La même année, peu de temps après sa sortie de l’hôpital, s’est tenue une assemblée à Gbarnga. Le dernier jour de l’assemblée, des soldats ont rassemblé tous les assistants et nous ont ordonné de saluer le drapeau. Comme nous avons refusé, ils nous ont obligés à lever les mains en l’air et à regarder en direction du soleil. Ils ont même frappé nos frères avec la crosse de leurs fusils. Pour m’aider à rester fidèle à Jéhovah, je fredonnais en moi-même le cantique du Royaume “Ne les craignez pas”. Après cela, les soldats nous ont jetés dans une prison affreusement sale. Trois jours plus tard, les Témoins étrangers ont été relâchés; Lichfield et moi avons été expulsés en Sierra Leone. Quant aux Témoins du pays, ils ont été libérés le lendemain.
D’autres privilèges et bénédictions
Nous avons été nommés dans la congrégation de Bo, dans le sud de la Sierra Leone. Nous y avons servi pendant huit ans, puis nous avons été envoyés à Njala. Pendant notre séjour à Njala, mon mari a été nommé surveillant de circonscription suppléant, et j’ai eu le plaisir de l’accompagner dans cette forme de service. Puis, au milieu des années 70, nous avons de nouveau été nommés dans la congrégation de Freetown-Est.
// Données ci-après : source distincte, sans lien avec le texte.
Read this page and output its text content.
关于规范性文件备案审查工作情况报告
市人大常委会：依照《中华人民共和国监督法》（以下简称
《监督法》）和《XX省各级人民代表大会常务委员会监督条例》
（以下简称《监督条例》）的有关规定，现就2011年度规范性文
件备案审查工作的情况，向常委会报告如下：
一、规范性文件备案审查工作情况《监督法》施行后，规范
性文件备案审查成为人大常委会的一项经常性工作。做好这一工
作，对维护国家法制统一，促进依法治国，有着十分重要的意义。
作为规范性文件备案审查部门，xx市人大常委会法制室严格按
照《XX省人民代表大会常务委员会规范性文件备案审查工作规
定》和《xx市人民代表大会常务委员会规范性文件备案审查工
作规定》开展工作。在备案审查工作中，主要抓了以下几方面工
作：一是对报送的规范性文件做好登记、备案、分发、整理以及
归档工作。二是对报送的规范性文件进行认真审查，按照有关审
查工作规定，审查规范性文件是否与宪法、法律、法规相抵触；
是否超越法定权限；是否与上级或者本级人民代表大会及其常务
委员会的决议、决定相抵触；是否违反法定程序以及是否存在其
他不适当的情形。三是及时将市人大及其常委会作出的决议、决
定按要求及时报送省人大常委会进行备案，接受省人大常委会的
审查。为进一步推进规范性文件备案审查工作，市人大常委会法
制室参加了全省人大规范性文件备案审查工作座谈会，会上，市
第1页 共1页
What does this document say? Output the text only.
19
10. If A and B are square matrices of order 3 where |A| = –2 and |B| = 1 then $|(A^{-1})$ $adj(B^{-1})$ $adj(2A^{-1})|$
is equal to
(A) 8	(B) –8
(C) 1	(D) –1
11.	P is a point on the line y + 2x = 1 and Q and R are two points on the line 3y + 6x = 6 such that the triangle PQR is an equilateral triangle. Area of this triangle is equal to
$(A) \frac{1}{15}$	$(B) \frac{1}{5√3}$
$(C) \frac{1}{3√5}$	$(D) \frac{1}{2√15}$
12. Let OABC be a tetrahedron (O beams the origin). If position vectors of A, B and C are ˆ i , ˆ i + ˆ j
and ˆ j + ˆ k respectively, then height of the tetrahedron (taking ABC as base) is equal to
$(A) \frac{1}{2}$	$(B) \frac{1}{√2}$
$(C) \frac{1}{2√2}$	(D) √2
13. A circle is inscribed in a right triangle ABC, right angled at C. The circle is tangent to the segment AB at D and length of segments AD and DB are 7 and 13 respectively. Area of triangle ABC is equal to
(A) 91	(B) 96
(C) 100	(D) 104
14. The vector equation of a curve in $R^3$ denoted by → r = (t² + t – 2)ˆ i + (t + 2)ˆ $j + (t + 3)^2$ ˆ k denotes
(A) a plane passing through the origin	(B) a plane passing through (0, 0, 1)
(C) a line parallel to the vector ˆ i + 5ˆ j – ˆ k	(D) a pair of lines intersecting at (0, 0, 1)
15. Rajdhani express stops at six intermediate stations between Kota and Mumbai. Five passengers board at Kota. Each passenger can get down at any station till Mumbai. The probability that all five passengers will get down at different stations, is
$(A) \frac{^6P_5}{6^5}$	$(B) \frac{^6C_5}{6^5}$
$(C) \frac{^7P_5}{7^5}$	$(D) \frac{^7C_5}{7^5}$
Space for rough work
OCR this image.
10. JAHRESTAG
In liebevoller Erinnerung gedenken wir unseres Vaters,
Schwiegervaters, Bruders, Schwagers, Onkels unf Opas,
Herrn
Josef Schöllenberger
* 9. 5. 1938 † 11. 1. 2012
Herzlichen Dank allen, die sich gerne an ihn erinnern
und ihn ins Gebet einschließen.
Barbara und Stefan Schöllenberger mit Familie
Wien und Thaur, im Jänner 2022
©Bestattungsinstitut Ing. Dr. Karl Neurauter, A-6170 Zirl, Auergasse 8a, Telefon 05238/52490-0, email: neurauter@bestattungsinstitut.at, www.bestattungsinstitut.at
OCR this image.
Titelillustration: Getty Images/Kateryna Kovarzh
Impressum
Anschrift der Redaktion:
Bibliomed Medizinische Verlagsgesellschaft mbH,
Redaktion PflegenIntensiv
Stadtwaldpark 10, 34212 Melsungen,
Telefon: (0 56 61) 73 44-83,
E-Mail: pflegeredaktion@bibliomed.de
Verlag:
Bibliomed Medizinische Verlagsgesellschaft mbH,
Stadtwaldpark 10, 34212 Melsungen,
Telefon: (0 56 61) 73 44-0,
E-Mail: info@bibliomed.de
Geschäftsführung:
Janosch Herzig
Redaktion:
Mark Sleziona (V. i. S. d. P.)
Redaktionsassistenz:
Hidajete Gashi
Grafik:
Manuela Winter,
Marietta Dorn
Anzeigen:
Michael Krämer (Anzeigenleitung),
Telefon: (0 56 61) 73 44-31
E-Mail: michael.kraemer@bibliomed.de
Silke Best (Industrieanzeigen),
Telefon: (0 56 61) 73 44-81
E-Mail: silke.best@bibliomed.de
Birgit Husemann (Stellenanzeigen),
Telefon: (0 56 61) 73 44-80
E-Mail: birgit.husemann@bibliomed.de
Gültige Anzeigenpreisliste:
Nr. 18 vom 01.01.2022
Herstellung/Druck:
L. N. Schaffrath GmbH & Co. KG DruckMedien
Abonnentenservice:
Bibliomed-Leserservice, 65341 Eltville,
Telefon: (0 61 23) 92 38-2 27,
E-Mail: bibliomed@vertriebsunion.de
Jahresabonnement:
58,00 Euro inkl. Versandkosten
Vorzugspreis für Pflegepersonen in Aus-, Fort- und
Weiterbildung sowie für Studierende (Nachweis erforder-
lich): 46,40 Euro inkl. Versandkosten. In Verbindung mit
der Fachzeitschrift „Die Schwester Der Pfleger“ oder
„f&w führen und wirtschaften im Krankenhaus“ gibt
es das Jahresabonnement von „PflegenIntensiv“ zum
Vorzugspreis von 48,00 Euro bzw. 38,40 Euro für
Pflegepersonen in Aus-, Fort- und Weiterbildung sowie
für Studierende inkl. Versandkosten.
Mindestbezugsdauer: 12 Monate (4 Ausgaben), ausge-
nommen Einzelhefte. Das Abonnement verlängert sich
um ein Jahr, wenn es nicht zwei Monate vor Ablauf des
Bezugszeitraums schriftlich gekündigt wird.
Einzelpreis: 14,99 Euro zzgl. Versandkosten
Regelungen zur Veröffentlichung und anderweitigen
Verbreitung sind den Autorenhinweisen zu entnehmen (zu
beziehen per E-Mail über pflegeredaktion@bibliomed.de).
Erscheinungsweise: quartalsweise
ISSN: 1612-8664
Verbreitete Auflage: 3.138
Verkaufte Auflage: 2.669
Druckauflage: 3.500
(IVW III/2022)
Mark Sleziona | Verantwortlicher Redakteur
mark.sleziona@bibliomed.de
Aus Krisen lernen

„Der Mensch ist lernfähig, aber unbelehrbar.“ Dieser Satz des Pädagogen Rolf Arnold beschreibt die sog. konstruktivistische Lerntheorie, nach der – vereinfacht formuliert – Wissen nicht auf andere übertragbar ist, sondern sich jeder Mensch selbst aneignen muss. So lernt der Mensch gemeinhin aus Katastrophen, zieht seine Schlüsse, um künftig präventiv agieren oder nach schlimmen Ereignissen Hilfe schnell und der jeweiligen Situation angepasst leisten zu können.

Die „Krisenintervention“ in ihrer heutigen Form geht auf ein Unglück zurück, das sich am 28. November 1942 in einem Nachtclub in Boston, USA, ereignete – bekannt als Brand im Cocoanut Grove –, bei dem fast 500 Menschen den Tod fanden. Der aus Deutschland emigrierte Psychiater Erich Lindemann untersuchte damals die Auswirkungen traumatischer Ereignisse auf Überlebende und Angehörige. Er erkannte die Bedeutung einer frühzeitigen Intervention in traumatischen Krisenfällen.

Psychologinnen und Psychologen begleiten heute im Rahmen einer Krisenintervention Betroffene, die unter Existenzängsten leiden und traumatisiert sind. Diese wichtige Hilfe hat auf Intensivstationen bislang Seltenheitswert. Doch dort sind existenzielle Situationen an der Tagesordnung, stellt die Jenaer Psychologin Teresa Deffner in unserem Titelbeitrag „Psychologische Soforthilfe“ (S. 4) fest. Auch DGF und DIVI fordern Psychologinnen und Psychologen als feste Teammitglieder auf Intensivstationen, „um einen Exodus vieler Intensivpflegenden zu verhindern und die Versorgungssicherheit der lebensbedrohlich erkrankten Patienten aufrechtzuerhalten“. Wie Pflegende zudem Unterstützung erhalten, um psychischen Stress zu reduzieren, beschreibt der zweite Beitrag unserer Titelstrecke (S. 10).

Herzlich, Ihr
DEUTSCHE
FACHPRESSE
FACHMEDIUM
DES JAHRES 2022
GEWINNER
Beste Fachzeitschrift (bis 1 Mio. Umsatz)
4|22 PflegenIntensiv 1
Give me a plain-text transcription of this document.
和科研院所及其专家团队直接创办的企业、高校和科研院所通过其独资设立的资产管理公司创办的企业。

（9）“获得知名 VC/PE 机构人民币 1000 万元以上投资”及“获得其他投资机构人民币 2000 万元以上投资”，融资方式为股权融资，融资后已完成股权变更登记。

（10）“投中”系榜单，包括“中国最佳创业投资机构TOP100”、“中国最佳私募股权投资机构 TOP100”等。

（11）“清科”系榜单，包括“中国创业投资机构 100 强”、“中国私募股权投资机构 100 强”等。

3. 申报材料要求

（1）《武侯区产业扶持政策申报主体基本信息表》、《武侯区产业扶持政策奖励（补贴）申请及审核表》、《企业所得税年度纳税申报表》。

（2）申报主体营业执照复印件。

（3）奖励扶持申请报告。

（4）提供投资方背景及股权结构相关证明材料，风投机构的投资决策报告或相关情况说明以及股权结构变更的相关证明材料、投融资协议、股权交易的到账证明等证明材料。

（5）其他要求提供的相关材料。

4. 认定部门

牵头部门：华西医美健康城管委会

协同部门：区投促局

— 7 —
J’ai été récompensée en voyant de nombreuses personnes avec qui j’avais étudié la Bible prendre position pour le vrai culte. J’ai plus de 60 enfants et petits-enfants “spirituels” qui sont autant de “lettres de recommandation”. (2 Corinthiens 3:1.) Certaines de ces personnes ont dû opérer de très grands changements dans leur vie, telle Victoria Dyke, une ancienne prophétesse de la secte Aladura. Après avoir examiné 1 Jean 5:21, elle s’est finalement débarrassée de ses nombreux fétiches et objets de culte. Elle a symbolisé l’offrande de sa personne à Jéhovah par le baptême et est devenue par la suite pionnière spéciale, aidant de nombreux membres de sa famille à accepter la vérité.
En avril 1985, quelques mois avant notre 44e anniversaire de mariage, j’ai perdu mon mari. Mais je ne me sens pas abandonnée. Je continue de servir Jéhovah, mon Aide, comme ministre à plein temps. Les chrétiens que j’ai aidés à connaître Jéhovah me sont particulièrement chers. D’une certaine façon, ils sont ma famille. Je les aime et ils m’aiment aussi. Quand je suis malade, ils s’empressent de me soigner et, bien évidemment, je les soutiens également.
Je n’ai aucun doute à ce sujet: si je devais tout recommencer, je prendrais joyeusement ma faucille pour participer à la moisson comme collaboratrice de Jéhovah.